在 PyTorch 中, 我们可以通过定义一个 torch.autograd.Function
的子类并实现 forward
和 backward
两个函数容易地实现我们自己的 autograd 操作符。我们可以通过定义一个该操作符的实例,并像函数一样给它传递一个包含输入数据的 Variable 来调用它,这样就使用我们新定义的 autograd 操作符。
在这个例子中我们, 我们自己定义了一个 autograd 函数来执行 ReLU 非线性映射,并使用它实现了一个两层的网络:
import torch
from torch.autograd import Variable
class MyReLU(torch.autograd.Function):
"""
We can implement our own custom autograd Function by subclassing
torch.autograd.Function and implementing forward and backward passed
which operate on tensors
"""
def forward(self, input):
"""
In the forward pass we receive a Tensor containing the input and return a
Tensor containing the output.
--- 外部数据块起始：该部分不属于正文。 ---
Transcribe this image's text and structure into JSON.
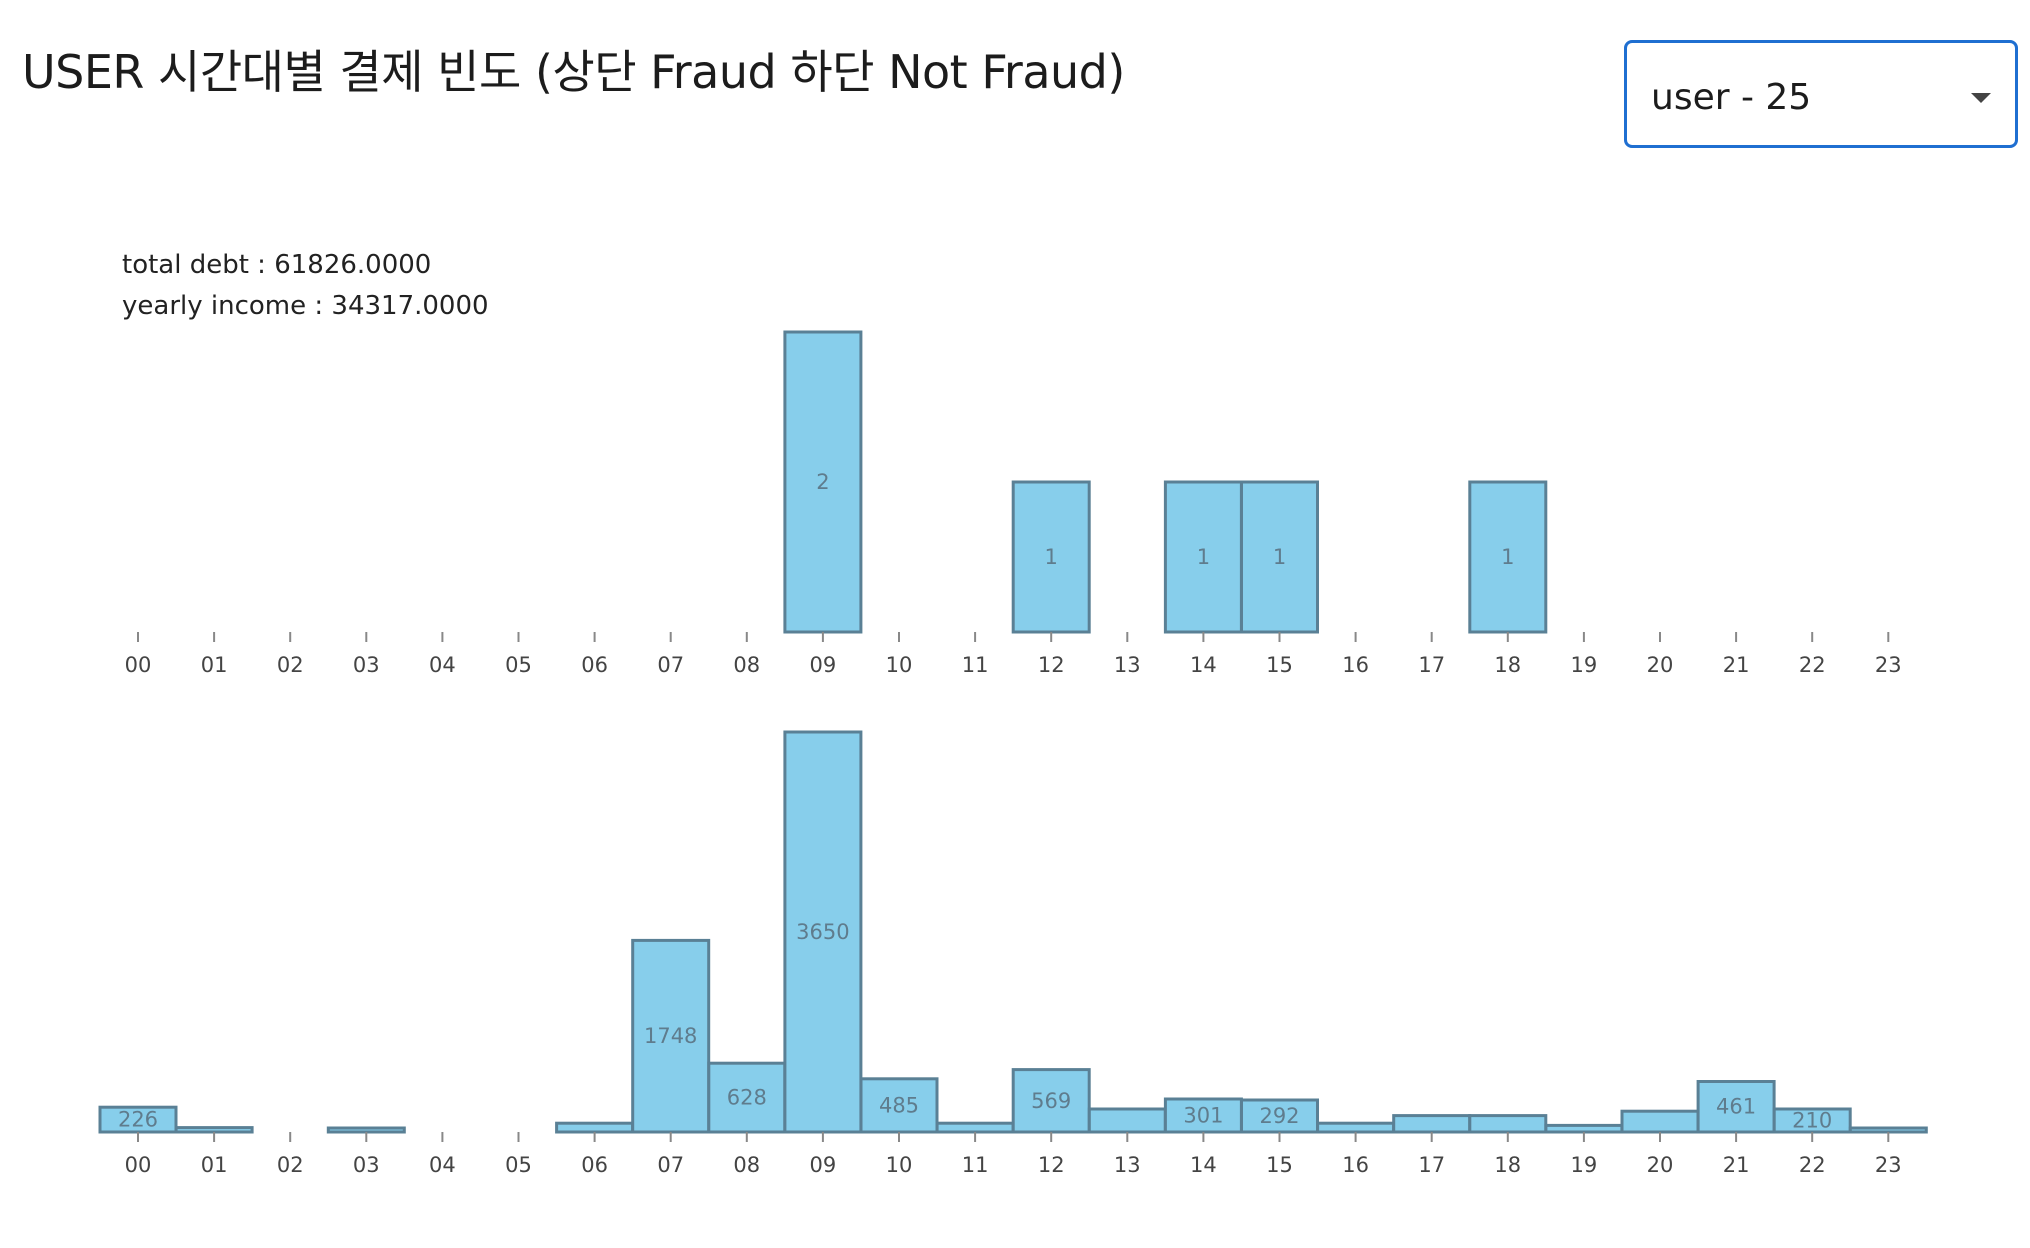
{
  "title": "USER 시간대별 결제 빈도 (상단 Fraud 하단 Not Fraud)",
  "user_select": {
    "value": "user - 25",
    "icon": "caret-down-icon"
  },
  "info": {
    "total_debt": "total debt : 61826.0000",
    "yearly_income": "yearly income : 34317.0000"
  },
  "colors": {
    "bar_fill": "#87ceeb",
    "bar_stroke": "#5a8095",
    "select_border": "#1f6fd1"
  },
  "chart_data": [
    {
      "type": "bar",
      "name": "fraud",
      "categories": [
        "00",
        "01",
        "02",
        "03",
        "04",
        "05",
        "06",
        "07",
        "08",
        "09",
        "10",
        "11",
        "12",
        "13",
        "14",
        "15",
        "16",
        "17",
        "18",
        "19",
        "20",
        "21",
        "22",
        "23"
      ],
      "values": [
        0,
        0,
        0,
        0,
        0,
        0,
        0,
        0,
        0,
        2,
        0,
        0,
        1,
        0,
        1,
        1,
        0,
        0,
        1,
        0,
        0,
        0,
        0,
        0
      ],
      "labels": [
        "",
        "",
        "",
        "",
        "",
        "",
        "",
        "",
        "",
        "2",
        "",
        "",
        "1",
        "",
        "1",
        "1",
        "",
        "",
        "1",
        "",
        "",
        "",
        "",
        ""
      ],
      "ylim": [
        0,
        2
      ]
    },
    {
      "type": "bar",
      "name": "not_fraud",
      "categories": [
        "00",
        "01",
        "02",
        "03",
        "04",
        "05",
        "06",
        "07",
        "08",
        "09",
        "10",
        "11",
        "12",
        "13",
        "14",
        "15",
        "16",
        "17",
        "18",
        "19",
        "20",
        "21",
        "22",
        "23"
      ],
      "values": [
        226,
        40,
        0,
        20,
        0,
        0,
        80,
        1748,
        628,
        3650,
        485,
        80,
        569,
        210,
        301,
        292,
        80,
        150,
        150,
        60,
        190,
        461,
        210,
        25
      ],
      "labels": [
        "226",
        "",
        "",
        "",
        "",
        "",
        "",
        "1748",
        "628",
        "3650",
        "485",
        "",
        "569",
        "",
        "301",
        "292",
        "",
        "",
        "",
        "",
        "",
        "461",
        "210",
        ""
      ],
      "ylim": [
        0,
        3650
      ]
    }
  ]
}
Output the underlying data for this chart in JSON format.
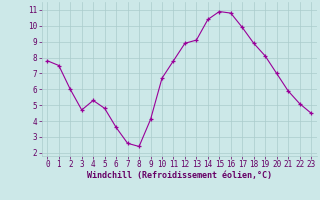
{
  "x": [
    0,
    1,
    2,
    3,
    4,
    5,
    6,
    7,
    8,
    9,
    10,
    11,
    12,
    13,
    14,
    15,
    16,
    17,
    18,
    19,
    20,
    21,
    22,
    23
  ],
  "y": [
    7.8,
    7.5,
    6.0,
    4.7,
    5.3,
    4.8,
    3.6,
    2.6,
    2.4,
    4.1,
    6.7,
    7.8,
    8.9,
    9.1,
    10.4,
    10.9,
    10.8,
    9.9,
    8.9,
    8.1,
    7.0,
    5.9,
    5.1,
    4.5
  ],
  "line_color": "#990099",
  "marker": "+",
  "marker_color": "#990099",
  "bg_color": "#cce8e8",
  "grid_color": "#aacccc",
  "xlabel": "Windchill (Refroidissement éolien,°C)",
  "xlabel_color": "#660066",
  "xlabel_fontsize": 6.0,
  "tick_color": "#660066",
  "tick_fontsize": 5.5,
  "ylim": [
    1.8,
    11.5
  ],
  "yticks": [
    2,
    3,
    4,
    5,
    6,
    7,
    8,
    9,
    10,
    11
  ],
  "xlim": [
    -0.5,
    23.5
  ],
  "xticks": [
    0,
    1,
    2,
    3,
    4,
    5,
    6,
    7,
    8,
    9,
    10,
    11,
    12,
    13,
    14,
    15,
    16,
    17,
    18,
    19,
    20,
    21,
    22,
    23
  ]
}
You can cache arbitrary Tensors for use in the
backward pass using the save_for_backward method.
"""
self.save_for_backward(input)
return input.clamp(min=0)
def backward(self, grad_output):
"""
In the backward pass we receive a Tensor containing the gradient of loss
with respect to the output, and we need to compute the gradient of the loss
with respect to the input
"""
input, = self.saved_tensors
grad_input = grad_output.clone()
grad_input[input<0] = 0
return grad_input
dtype = torch.FloatTensor
# dtype = torch.cuda.FloatTensor # Uncomment this to run on GPU
# N is batch size; D_in is input dimension;
# H is hidden dimension; D_out is output dimension.
N, D_in, H, D_out = 64, 1000, 100, 10
# Create random Tensors to hold input and outputs, and wrap them in Variables.
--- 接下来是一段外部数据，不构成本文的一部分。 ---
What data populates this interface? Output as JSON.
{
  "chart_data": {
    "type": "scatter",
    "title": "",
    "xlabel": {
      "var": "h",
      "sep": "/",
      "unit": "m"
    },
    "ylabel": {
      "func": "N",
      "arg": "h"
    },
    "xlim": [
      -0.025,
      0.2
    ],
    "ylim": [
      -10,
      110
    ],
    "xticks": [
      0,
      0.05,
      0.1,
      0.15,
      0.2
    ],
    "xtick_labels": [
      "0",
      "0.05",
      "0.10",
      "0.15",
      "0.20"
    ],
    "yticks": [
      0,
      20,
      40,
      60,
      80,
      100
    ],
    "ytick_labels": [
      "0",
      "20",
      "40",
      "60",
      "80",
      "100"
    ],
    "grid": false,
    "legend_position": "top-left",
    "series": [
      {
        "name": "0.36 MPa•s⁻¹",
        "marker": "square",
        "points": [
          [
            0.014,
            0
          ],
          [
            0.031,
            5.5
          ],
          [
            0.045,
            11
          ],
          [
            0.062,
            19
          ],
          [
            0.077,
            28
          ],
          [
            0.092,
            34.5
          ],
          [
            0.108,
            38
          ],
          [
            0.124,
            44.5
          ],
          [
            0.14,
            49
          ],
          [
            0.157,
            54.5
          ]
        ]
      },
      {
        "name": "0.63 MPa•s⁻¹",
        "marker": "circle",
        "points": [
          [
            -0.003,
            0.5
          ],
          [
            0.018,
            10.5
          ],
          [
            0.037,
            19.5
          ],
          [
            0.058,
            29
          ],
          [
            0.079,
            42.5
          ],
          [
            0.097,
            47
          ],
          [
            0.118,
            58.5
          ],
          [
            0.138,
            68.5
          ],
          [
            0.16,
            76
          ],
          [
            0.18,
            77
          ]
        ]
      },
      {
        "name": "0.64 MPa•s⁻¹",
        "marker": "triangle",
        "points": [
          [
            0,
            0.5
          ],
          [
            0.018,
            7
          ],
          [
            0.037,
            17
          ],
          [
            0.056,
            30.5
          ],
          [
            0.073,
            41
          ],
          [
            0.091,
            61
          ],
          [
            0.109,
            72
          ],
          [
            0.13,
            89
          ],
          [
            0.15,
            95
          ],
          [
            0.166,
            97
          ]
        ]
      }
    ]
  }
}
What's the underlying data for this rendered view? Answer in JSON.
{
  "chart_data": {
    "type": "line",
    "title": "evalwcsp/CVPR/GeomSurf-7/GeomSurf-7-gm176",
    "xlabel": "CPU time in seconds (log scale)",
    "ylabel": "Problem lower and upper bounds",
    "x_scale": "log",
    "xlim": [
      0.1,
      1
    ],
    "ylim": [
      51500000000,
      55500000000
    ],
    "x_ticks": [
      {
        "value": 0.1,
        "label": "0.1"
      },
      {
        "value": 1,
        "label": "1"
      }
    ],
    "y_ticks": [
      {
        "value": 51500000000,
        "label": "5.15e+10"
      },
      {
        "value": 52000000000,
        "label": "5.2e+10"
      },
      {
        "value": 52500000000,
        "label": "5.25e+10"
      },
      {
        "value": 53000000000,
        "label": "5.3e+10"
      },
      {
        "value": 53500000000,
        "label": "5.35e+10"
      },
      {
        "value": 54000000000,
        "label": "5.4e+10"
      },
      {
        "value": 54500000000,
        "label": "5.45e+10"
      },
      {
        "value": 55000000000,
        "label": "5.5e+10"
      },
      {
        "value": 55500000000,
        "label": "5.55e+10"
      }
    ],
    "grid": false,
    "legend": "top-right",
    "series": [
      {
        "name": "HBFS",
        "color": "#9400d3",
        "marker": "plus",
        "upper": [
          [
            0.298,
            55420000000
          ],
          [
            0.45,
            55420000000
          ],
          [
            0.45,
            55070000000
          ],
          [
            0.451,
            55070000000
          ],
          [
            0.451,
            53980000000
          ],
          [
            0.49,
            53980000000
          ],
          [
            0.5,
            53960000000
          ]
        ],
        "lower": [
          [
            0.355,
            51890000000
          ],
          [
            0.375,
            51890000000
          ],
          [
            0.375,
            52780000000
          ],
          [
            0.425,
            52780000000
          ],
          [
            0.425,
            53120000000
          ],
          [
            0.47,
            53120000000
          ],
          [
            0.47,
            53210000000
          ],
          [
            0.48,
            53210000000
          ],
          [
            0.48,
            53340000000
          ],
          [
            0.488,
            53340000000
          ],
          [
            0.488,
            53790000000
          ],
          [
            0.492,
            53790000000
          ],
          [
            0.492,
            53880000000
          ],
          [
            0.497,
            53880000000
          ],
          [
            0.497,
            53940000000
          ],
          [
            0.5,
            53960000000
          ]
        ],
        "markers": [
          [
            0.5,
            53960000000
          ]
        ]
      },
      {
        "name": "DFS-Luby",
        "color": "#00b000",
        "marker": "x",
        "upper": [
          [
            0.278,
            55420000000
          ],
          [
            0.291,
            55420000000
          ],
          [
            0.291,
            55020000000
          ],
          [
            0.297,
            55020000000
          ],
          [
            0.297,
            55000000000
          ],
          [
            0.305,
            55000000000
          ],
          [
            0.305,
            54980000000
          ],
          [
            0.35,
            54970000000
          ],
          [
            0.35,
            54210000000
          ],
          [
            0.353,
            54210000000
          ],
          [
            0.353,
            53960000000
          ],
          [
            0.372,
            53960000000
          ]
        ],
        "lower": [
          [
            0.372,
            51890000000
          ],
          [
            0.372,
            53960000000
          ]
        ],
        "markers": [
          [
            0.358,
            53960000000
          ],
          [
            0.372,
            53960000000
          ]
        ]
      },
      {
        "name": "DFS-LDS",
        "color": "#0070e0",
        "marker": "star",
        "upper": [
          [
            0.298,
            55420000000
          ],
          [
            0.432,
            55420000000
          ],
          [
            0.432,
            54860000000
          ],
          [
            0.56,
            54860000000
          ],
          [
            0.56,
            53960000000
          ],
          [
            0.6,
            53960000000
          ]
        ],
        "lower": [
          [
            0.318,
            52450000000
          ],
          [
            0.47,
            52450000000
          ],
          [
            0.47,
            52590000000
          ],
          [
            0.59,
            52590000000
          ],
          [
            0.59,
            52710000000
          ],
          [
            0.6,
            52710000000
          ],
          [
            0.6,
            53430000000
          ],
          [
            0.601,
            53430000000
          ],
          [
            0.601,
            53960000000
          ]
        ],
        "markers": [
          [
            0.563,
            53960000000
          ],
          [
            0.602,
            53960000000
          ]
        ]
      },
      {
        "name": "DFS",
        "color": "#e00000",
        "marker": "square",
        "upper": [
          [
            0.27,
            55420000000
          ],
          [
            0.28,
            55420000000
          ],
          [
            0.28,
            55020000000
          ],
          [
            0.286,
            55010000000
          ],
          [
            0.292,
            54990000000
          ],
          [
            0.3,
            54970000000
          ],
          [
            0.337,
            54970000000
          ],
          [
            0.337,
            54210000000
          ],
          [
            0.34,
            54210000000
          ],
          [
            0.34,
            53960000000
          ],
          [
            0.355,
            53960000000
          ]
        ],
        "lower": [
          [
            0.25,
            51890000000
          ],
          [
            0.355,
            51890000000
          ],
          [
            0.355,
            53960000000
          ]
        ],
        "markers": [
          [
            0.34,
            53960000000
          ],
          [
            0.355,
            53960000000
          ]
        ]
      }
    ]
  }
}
x = Variable(torch.randn(N, D_in).type(dtype), requires_grad=False)
y = Variable(torch.randn(N, D_out).type(dtype), requires_grad=False)
# Create random Tensors for weights, and wrap them in Variables.
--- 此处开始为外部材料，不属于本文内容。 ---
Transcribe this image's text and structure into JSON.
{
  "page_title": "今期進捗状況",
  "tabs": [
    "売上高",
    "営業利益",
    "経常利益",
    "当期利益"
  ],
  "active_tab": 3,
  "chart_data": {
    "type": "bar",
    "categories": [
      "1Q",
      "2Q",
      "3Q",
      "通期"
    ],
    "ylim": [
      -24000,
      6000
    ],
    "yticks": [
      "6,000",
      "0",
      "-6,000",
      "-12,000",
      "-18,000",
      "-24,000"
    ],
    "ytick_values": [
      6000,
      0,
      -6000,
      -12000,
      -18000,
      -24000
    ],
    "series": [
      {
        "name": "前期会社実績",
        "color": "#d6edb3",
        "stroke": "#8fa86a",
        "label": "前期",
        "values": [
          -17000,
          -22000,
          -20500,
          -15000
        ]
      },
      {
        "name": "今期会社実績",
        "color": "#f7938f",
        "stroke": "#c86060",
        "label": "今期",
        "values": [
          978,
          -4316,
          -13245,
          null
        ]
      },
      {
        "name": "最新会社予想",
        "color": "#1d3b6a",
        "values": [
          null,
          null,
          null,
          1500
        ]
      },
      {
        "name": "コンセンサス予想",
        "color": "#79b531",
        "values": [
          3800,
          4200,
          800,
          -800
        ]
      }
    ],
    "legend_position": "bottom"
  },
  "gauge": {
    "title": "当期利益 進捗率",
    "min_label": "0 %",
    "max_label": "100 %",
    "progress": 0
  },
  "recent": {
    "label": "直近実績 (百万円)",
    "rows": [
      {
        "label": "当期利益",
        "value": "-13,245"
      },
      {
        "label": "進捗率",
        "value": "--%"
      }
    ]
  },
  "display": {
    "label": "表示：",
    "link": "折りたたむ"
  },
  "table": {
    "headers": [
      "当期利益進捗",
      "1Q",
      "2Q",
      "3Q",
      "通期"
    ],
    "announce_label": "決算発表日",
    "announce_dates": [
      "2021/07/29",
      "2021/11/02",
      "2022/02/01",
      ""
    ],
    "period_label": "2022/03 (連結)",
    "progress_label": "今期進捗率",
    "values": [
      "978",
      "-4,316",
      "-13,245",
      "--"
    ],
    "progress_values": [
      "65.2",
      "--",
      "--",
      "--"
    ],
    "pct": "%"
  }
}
w1 = Variable(torch.randn(D_in, H).type(dtype), requires_grad=True)
w2 = Variable(torch.randn(H, D_out).type(dtype), requires_grad=True)
learning_rate = 1e-6
for t in range(500):
# Construct an instance of our MyReLU class to use in our network
relu = MyReLU()
# Forward pass: compute predicted y using operations on Variables; we compute
# ReLU using our custom autograd operation.
y_pred = relu(x.mm(w1)).mm(w2)
# Compute and print loss
loss = (y_pred - y).pow(2).sum()
print(t, loss.data[0])
# Use autograd to compute the backward pass
loss.backward()
# Update weights using gradient descent
w1.data -= learning_rate * w1.grad.data
w2.data -= learning_rate * w2.grad.data
# Manually zero the gradients after updateing weights
w1.grad.data.zero_()
w2.grad.data.zero_()
Tensorflow: 静态图
PyTorch 的 autograd 看起来很像 Tensorflow: 在两个框架中,我们都定义一个计算图,然后使用自动微分来计算梯度。最大的区别是: Tensorflow 中的计算图是静态的,而 PyTorch 使用的是动态计算图。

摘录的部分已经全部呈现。